La noticia se termina demasiado pronto. Lo notamos con la Gran Noticia del 11 de septiembre pasado. Media hora después se había terminado, y a continuación se desencadenó una redundancia abrumadora que duró semanas, y de hecho dura hasta ahora. La imagen extraordinaria de los aviones estrellándose contra las torres fue demasiado noticia como para permitir un desarrollo narrativo. Sólo quedaba la repetición, acompañada de una cháchara tan vacía que algunos canales de televisión optaron, reveladoramente, por reemplazarla por música de funeral.
Es cierto que una noticia así sucede una vez cada veinte años, o cien. Pero la lógica que la hace noticia exige que suceda todo el tiempo. Si adherimos a esta lógica, y parece no difícil no adherir, terminamos en un estado de impaciencia difícil de controlar. Y como las noticias, por su naturaleza misma, son malas noticias, nos volvemos pesimistas, o peor aún, pesimistas frustrados.
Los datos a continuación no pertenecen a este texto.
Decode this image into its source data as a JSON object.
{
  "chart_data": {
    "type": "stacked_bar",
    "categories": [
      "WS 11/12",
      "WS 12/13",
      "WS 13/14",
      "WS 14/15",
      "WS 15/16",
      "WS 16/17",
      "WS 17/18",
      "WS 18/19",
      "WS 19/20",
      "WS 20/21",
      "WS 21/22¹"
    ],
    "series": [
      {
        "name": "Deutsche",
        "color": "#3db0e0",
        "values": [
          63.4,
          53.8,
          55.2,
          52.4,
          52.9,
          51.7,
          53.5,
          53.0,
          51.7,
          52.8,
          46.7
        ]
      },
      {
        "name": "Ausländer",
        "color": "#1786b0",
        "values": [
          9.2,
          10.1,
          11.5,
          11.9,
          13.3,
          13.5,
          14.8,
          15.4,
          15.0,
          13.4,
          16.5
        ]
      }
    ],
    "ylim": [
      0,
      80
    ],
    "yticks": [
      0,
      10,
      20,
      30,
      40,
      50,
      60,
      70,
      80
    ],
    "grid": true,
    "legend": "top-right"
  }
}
El reciente festival de presidentes que tuvimos los argentinos fue una aleccionadora inversión de las premisas. Primero tuvimos la redundancia, el comentario, la música fúnebre, durante los cuatro interminables años que duró 'la crisis', y después vino la noticia, bajo la forma de la renuncia presidencial y el reemplazo. El carácter inerte de la cháchara interpretativa quedó demostrado por el hecho de que aun puesta antes no sólo no sirvió para explicar nada sino que ni siquiera aminoró la sorpresa de la noticia. Y una vez que ésta sucedió, el anticlímax fue doble, porque todo lo que debía haberla seguido ya había pasado. Fue como el naufragio del Titanic vivido de atrás para adelante: primero la filmación de la película, la construcción de la leyenda, los relatos de los sobrevivientes, su rescate, el hundimiento de los pasajeros uno a uno, la inundación de las cubiertas... y al final, cuando ya estaban todos aburridos de la vieja historia, el choque con el iceberg.
Pero el choque, al silenciar los discursos, despertó a la Historia: se cerraron los bancos, las muchedumbres salieron a apedrear a la policía, empezamos a vivir precariamente. Los que hablaban del fin de la Historia, ¿no estarían pensando en realidad en los inconvenientes de la Historia? Siempre que se anuncia el fin de algo, se lo hace para anunciar el comienzo de otra cosa que viene a reemplazar a lo anterior. Estos profetas debían de estar postulando una nueva Historia, cómoda y apacible, sin accidentes. En ese caso, los ciudadanos que salen a la calle con palos y piedras manifiestan su indignación porque se los obligue a vivir horas históricas. Y su rugido de furia produce Historia. El punto de inflexión de este círculo es la noticia.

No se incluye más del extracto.